Enabling UTF-8 in other tools
GNAT programs
Other GNAT programs like gnatpp
and gnatstub
can use UTF-8
by using the flag --wide-character-encoding=8
.
Ada Language Server
The Ada Language Server
(part of the Ada extension for Visual Studio Code) uses iso-8859-1
by default.
This can be changed to UTF-8 via the parameter
defaultCharset in the settings:
"defaultCharset": "UTF-8"
Alire crates for handling Unicode strings
For some time, the Ada standard was unambiguous in that the types Character
and String
could only contain Latin-1 characters. But at some point it faltered under
the onslaught of "lovers of simple solutions" and there appeared functions
to convert Wide_String
/Wide_Wide_String
to UTF-8, which use String
type instead of an array of bytes to represent UTF-8.
The GNAT authors take full advantage of this, allowing, for example, to pass
to Ada.Text_IO.Create
the file name in UTF-8 encoding via a parameter of
type String
.
Introducing the type Wide_Wide_String
does not really solve the problem of
using Unicode, since this standard does not manipulate "characters", but
combinations of characters. There are variants where several "code points"

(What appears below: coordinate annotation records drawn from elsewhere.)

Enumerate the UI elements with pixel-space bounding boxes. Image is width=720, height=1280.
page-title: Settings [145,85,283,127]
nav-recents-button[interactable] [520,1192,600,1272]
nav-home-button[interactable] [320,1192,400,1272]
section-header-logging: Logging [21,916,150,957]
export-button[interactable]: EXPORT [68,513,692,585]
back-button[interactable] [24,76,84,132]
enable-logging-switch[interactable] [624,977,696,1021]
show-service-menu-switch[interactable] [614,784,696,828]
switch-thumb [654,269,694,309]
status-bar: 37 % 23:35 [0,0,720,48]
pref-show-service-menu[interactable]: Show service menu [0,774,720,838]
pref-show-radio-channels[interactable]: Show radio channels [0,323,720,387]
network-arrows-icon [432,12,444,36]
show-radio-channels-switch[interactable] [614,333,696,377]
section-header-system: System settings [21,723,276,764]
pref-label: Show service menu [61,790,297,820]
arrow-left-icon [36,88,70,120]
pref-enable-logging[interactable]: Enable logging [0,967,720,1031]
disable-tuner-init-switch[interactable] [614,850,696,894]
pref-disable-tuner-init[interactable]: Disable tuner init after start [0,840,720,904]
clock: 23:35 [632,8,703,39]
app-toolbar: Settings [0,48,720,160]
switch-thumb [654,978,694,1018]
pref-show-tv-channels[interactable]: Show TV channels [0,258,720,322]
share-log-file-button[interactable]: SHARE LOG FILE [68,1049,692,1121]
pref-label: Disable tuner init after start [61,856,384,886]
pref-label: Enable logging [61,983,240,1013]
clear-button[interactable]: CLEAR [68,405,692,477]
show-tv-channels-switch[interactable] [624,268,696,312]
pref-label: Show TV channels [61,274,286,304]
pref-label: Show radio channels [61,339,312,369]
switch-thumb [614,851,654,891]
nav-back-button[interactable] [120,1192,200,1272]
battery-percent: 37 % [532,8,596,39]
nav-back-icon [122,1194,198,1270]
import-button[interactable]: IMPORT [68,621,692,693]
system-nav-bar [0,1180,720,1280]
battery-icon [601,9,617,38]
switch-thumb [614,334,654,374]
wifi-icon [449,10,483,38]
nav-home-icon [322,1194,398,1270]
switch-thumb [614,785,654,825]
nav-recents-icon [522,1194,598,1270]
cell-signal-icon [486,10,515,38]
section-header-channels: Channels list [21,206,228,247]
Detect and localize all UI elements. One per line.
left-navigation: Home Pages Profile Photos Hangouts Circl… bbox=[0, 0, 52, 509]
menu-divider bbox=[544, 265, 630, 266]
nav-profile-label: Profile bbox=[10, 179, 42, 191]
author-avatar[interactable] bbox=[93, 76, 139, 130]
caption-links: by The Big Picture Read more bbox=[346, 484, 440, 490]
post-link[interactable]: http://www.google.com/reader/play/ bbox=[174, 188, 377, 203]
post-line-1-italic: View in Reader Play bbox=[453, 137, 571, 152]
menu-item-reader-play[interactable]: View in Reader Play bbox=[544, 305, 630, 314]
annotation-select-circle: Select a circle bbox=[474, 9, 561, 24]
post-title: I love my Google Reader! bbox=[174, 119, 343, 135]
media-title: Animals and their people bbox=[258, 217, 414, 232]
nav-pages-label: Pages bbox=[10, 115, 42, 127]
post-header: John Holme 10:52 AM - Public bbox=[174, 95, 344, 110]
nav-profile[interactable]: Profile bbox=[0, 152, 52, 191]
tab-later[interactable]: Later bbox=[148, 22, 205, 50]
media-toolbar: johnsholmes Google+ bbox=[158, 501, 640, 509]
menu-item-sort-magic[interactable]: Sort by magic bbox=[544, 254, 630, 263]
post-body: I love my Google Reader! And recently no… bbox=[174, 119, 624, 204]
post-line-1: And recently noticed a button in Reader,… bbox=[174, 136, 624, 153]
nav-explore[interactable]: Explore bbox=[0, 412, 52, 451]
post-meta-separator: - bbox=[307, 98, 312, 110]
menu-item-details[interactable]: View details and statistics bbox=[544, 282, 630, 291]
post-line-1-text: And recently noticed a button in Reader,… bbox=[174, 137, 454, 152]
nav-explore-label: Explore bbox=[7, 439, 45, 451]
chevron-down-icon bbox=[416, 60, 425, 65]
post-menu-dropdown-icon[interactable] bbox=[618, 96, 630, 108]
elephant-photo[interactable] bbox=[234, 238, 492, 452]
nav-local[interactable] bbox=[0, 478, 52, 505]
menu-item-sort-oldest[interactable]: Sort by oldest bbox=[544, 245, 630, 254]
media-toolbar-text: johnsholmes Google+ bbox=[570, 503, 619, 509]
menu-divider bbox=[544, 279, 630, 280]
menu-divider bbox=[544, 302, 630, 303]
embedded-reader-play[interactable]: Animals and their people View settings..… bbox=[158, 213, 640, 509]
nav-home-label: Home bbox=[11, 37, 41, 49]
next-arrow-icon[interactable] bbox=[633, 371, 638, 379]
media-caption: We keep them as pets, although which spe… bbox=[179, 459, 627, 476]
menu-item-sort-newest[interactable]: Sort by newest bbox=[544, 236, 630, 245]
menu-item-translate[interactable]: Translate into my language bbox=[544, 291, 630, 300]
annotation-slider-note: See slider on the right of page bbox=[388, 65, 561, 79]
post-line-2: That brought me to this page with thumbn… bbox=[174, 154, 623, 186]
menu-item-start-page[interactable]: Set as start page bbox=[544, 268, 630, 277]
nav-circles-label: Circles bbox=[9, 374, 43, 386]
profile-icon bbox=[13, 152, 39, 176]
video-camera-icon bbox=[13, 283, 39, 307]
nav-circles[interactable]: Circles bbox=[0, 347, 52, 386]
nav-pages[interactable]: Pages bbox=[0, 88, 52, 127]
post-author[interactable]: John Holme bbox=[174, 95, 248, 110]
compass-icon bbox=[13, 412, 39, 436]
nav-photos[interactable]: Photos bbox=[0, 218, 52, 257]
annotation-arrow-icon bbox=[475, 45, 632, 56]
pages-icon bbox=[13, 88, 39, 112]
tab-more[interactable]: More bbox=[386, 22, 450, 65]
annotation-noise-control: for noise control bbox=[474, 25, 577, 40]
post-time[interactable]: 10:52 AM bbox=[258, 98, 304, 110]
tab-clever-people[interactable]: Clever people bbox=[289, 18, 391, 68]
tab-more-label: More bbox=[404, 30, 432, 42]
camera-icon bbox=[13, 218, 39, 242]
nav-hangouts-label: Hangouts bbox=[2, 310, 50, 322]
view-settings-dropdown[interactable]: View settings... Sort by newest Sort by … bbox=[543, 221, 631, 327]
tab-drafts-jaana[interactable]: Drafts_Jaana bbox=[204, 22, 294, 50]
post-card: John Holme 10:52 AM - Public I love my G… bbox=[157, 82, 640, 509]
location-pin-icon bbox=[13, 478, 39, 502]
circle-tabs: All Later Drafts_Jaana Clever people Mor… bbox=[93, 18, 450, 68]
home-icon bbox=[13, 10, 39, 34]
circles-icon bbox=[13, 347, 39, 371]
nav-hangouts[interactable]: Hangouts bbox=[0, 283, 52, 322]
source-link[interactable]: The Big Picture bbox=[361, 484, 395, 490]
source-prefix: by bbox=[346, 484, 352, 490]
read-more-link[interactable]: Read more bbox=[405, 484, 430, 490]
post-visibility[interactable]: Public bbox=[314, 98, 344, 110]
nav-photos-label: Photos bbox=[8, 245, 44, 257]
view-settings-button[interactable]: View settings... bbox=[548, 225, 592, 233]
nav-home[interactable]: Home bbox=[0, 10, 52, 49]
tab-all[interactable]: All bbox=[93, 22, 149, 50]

form a single glyph when printed or displayed. It is often more convenient for
the user to work in such concepts. This is logical for specifying the
line or column position in a text.
The type Wide_Wide_String
does not help here.
Various Alire crates exist which provide proper support for Unicode strings:
-
vss. Introduces its own type for Unicode strings with handy methods to work with. It can be used to find character boundaries, grapheme clusters, character offsets in UTF-8/UTF-16 encoding, etc.
-
matreshka_league. Allows you to operate on strings in terms of Unicode "code points". It has a set of transcoders to different encoding systems (like Windows-1251, KOI8-R), support for JSON, XML, databases, regular expressions, XML template engine, etc.